In the minutes of its April board meeting the Reserve Bank indicated interest rates were at the right level amid a slowing labour market, a rising Australian dollar and low global inflation.
“Given these conditions, members assessed that it was appropriate for monetary policy to be very accommodative,” the minutes, released Tuesday, said.
The RBA downplayed the recent fluctuations in the labour market, saying slower jobs growth was expected following strong gains in the second half of 2015 and that it was noticeably stronger than one year ago.
However, it wouldn’t hesitate to cut rates in future if a subdued jobs market, combined with low global inflation and a high Australian dollar, kept inflation low for the next year or two.

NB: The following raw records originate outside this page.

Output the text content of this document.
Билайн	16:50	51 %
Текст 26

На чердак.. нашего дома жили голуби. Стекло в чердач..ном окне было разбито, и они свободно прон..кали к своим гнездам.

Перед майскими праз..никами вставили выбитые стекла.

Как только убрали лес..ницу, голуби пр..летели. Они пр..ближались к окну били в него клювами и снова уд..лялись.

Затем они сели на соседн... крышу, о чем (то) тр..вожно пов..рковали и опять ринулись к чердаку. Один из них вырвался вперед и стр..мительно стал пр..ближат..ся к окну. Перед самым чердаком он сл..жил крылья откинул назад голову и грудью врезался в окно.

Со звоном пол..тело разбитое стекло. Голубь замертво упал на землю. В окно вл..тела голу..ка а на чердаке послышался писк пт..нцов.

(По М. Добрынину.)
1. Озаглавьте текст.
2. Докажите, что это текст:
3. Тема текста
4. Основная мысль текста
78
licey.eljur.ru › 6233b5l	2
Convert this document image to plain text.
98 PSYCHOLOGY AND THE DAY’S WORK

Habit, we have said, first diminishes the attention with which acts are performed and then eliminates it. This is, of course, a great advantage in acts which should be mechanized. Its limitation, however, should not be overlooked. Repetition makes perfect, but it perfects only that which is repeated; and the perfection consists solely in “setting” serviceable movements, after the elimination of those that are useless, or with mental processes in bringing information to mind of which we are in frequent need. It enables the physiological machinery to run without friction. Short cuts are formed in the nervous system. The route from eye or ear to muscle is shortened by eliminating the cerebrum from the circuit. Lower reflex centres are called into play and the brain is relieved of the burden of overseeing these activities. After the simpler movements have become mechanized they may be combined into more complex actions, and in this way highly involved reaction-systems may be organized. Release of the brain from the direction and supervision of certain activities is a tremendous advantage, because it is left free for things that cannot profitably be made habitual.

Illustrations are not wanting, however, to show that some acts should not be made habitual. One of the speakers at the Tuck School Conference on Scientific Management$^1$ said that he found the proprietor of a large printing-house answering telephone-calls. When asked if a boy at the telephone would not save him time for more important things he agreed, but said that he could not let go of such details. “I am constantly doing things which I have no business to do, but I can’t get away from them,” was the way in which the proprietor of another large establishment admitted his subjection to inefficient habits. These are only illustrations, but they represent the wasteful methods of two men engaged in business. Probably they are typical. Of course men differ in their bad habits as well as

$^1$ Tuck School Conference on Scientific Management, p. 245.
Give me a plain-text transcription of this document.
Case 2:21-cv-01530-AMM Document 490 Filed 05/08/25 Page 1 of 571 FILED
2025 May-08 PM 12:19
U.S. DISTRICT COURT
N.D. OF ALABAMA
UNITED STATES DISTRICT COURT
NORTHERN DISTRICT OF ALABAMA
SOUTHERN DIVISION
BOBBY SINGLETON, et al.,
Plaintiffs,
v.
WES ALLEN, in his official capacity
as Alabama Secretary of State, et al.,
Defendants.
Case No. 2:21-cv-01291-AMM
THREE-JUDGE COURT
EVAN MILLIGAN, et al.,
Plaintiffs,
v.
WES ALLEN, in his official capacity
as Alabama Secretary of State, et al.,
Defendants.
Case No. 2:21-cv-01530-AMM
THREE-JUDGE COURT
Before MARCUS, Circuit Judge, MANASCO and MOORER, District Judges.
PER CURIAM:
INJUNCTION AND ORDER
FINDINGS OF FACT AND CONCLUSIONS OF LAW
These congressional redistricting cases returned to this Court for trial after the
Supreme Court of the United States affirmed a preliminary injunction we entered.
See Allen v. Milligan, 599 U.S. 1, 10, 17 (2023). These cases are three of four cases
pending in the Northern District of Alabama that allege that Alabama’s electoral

“Continued low inflation would provide scope to ease monetary policy further, should that be appropriate to lend support to demand,” the minutes said.
JP Morgan economist Ben Jarman said the statement showed the RBA was focused on far more than just the domestic factors when determining interest rates.
“Stable rates, in this context, implies more accommodative policy, which is needed to offset global disinflationary forces,” he said in a note.
ANZ’s head of Australian economics Felicity Emmett said the central bank’s upbeat economic outlook indicated there wouldn’t be a near-term rate cut.
“The strength in the very recent data would leave the Reserve Bank comfortable that the non-mining recovery had continued to gain traction over the past few months,” she added.
CommSec economist Savanth Sebastian said even “super low inflation” and a strong dollar may not be enough to trigger a future rate cut.
“However it (the RBA) would need to feel confident that a rate cut would have the desired impact in driving the Aussie dollar lower,” he said.
“Most central banks that have eased monetary policy in the past few months have seen their currency continue to strengthen.”